Written and Directed by Leos Carax
Starring Denis Kavant, Edity Scob, Eva Mendes, Kylie Minogue
I mistakenly assumed last spring when I watched COSMOPOLIS, based on the Don Delilo book and directed by David Cronenberg, that it would be a very long time before another movie, dealing with a limousine ride across the city, would show up at the theater. French filmmaker, Leos Carax, proved me wrong with HOLY MOTORS. Even more surreal than COSMOPOLIS, this film takes place in an even stranger universe with even fewer sign posts to direct us. This is the sort of film you will have strong feelings about, I think. Pretentious would be the word most people would fling at it. But liberating might be mine. Not that those feelings, either way, will help you to decode it. It is truly enigmatic.

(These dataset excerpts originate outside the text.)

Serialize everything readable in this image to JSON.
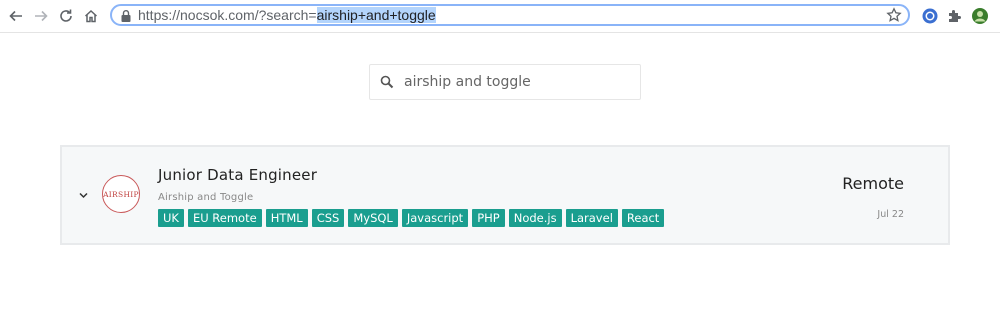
{
  "browser": {
    "url_base": "https://nocsok.com/?search=",
    "url_query": "airship+and+toggle"
  },
  "search": {
    "value": "airship and toggle",
    "placeholder": ""
  },
  "job": {
    "title": "Junior Data Engineer",
    "company": "Airship and Toggle",
    "logo_text": "AIRSHIP",
    "location": "Remote",
    "date": "Jul 22",
    "tags": [
      "UK",
      "EU Remote",
      "HTML",
      "CSS",
      "MySQL",
      "Javascript",
      "PHP",
      "Node.js",
      "Laravel",
      "React"
    ]
  },
  "colors": {
    "tag_bg": "#1a9e8f",
    "omnibox_focus": "#8ab4f8"
  }
}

Denis Lavant plays our protagonist, Monsieur Oscar, who spends his time in a limousine, driven by Celine (Scob). His day consists of playing various characters at a variety of appointments across Paris. The limousine takes on the same spacious quality of the one in COSMOPOLIS, as he dons various costumes, most of them altering his age or sex or social position. I doubt you are even supposed to figure out the precise nature of these appointments. You just go along for the ride, admiring (or detesting) the narratives that await you. Many of them deal with death. If you can let go of a need to understand how this all ties together, the movie is lots of fun. If you struggle to make the pieces fit, you will be frustrated. And the ending is the greatest mystery of all. Musical interludes give the puzzled viewer a break. I loved it; my husband hated it. There you go.